County Sees Gain With the Pain in Governor’s Bare-Bones Budget
SACRAMENTO — In the short run, it will hurt the poor, students, drinkers and car owners.
But, in the long run, say some San Diego County officials, Gov. Pete Wilson’s proposed 1991-92 state budget may be just the kind of medicine they have needed to eventually obtain adequate funds for social programs, as well as relieve their crowded jails.
“Obviously, the overall picture in terms of revenue is grim,” said Supervisor Susan Golding, assessing the immediate damage of Wilson’s proposed $55.7-billion spending plan. “It’s bad news. And that’s no surprise.
“But the good news that came out of it could be significant: the ability to raise revenues locally . . . for justice and for education,” she said.
The bad news is that Wilson’s home county will not be spared the pain inherent in his proposed budget, a mere 1.4% larger than the current spending plan that cut deep into poverty programs last year under then-Gov. George Deukmejian.
As in other areas of the state, among the hardest hit will be the poor--particularly the 44,000 San Diego families receiving payments under the Aid to Families With Dependent Children program. They now receive a total of about $25 million a month in individual payments worth $694 per family.
Yet Wilson, vowing to break the cycle of lifelong dependency on welfare, wants to reduce that amount and has proposed a 9% cut in AFDC payments. That move would pare San Diego’s total to $22.7 million, leaving each family with $633 to spend, state figures show.
Sen. Lucy Killea (D-San Diego), who served on the San Diego City Council when Wilson was mayor, said she understands the desire to encourage people off of the welfare rolls, but added that she is bothered by Wilson’s approach.
“I guess what concerns me about it is the tone that all of these people are kind of, well, trying to get away with something,” Killea said. “The big problem is we have many illiterates, people who have no education to prepare them for a job, so some of them can’t even hold minimum-wage jobs.”

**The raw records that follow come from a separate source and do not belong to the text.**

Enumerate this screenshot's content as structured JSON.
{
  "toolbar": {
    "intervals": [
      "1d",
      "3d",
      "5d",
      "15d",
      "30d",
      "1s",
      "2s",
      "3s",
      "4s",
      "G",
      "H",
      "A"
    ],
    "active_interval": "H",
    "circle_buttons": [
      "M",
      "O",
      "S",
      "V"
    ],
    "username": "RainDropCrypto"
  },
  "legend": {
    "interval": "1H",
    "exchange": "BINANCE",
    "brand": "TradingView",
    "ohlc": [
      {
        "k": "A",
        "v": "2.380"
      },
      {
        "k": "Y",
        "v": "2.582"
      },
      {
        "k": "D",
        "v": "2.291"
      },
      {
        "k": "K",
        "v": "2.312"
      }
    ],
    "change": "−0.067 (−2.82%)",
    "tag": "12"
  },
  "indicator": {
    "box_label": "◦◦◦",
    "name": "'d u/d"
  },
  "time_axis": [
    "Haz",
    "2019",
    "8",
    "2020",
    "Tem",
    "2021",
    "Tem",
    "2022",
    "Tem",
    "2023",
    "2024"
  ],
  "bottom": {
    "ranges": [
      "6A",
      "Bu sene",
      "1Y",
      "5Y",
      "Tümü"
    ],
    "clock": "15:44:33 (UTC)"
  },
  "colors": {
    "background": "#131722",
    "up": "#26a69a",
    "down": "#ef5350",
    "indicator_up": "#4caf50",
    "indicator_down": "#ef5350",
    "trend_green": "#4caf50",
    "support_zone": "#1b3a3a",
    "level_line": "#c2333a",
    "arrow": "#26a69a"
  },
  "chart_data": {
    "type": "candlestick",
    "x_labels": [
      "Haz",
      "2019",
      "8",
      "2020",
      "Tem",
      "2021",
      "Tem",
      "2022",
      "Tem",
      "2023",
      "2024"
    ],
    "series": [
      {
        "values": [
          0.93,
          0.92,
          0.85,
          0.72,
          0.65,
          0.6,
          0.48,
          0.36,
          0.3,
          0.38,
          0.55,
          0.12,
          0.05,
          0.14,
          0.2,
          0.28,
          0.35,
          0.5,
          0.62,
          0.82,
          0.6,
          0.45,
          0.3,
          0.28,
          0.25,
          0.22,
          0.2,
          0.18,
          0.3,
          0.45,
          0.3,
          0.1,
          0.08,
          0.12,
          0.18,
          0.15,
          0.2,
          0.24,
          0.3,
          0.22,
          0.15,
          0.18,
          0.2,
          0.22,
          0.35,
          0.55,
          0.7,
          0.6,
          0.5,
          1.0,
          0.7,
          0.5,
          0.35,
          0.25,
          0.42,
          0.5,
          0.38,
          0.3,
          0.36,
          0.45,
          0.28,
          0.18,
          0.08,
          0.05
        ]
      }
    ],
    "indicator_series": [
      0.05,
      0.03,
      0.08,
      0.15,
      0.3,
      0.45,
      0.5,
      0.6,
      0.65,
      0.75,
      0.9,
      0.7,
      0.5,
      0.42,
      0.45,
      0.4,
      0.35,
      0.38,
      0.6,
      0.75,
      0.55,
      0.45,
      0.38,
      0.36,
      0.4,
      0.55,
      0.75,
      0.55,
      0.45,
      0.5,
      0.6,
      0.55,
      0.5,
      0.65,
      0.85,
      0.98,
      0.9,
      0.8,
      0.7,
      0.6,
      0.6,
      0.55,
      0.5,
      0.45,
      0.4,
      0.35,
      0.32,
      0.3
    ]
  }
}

Students at San Diego’s public schools and colleges would also experience discomfort under the Wilson budget, which would take public-school-per-pupil spending down to 1988 levels. San Diego city schools may see a $35-million shortfall.

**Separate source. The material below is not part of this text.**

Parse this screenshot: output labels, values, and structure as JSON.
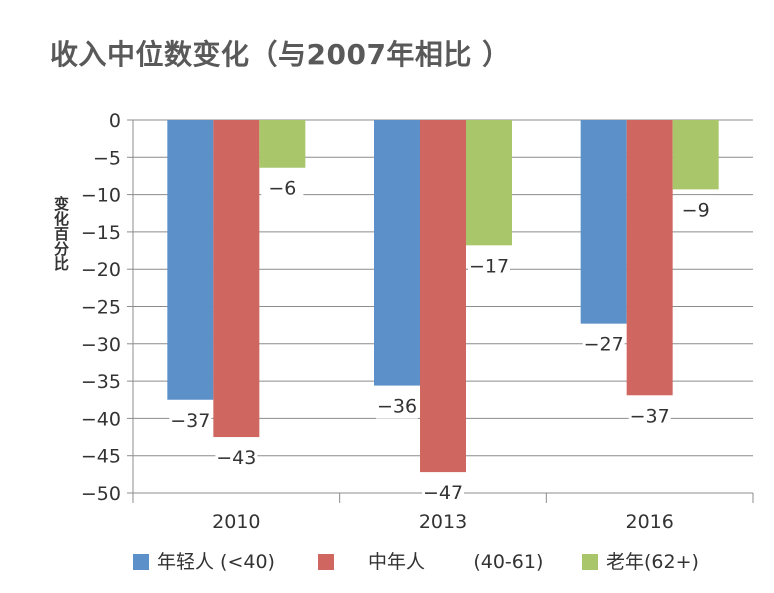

At San Diego State University, for example, administrators are contemplating cuts of 5% to 8%, while their proposed capital budget has been scaled back to $2.5 million--10% of what they were allotted last year.
San Diego’s alcohol drinkers and car owners would also feel pain under the proposed budget. The new governor wants to slap a penny-a-drink tax on spirits, while he has asked for a 30% increase in vehicle license fees.
No figures were available Thursday on how the license fees would affect San Diego County alone, but Wilson made it clear that he had many Porsche and Mercedes-Benz owners in mind when he thought up the scheme.
“It will hit most heavily those who buy the most expensive vehicles,” he said at a morning news conference.
Yet, for all the gloom, San Diego officials saw a silver lining in the plan proposed by the former mayor. For one, he wants San Diego and other counties to take over full responsibility for their public and mental health programs--with no strings tied to Sacramento.
Wilson proposes using the new alcohol and motor license taxes to pay for the local programs, and not money out of the state general fund. Although Killea said she is “suspicious” of the move, county budget director Manuel Lopez praised it as a step toward financial independence.
“One of the primary problems in mental and public health programs was the uncertainty of funding from year to year,” Lopez said. “Now, not only will we get the administrative responsibilities, but we will also get a growing local revenue to administer these programs more efficiently.”
Despite the pain it would inflict on the poor, Lopez said, the AFDC cuts would save county government--itself financially hard pressed--about $3.2 million a year in matching payments.
County officials also were cheered by Wilson’s proposal to give them more money to raise local taxes. Wilson said he will submit legislation giving counties such as San Diego the authority to ask voters for an extra half-cent sales tax for crime prevention and drug rehabilitation programs. If approved, the increase would net about $90 million countywide.
In addition, he promised to seek a constitutional amendment giving local governments the ability to raise property taxes for new schools and jails with a simple majority vote of its residents, instead of the two-thirds “super-majority” required by Proposition 13.
Supervisor Golding said the change in Proposition 13 could be the key to finally building new jails, which are crucial to relieving the crowding. Voters have tried that through an increased sales tax, but the levy has been tied up in a court challenge, and the money is stockpiling.
Golding said the constitutional amendment could allow San Diego to use its property tax, instead, to construct the much-needed facilities.
“I think it’s significant that the governor supports that change, and I think it is likely to happen if he supports it,” she said.
Times staff writer David Smollar in San Diego contributed to this story.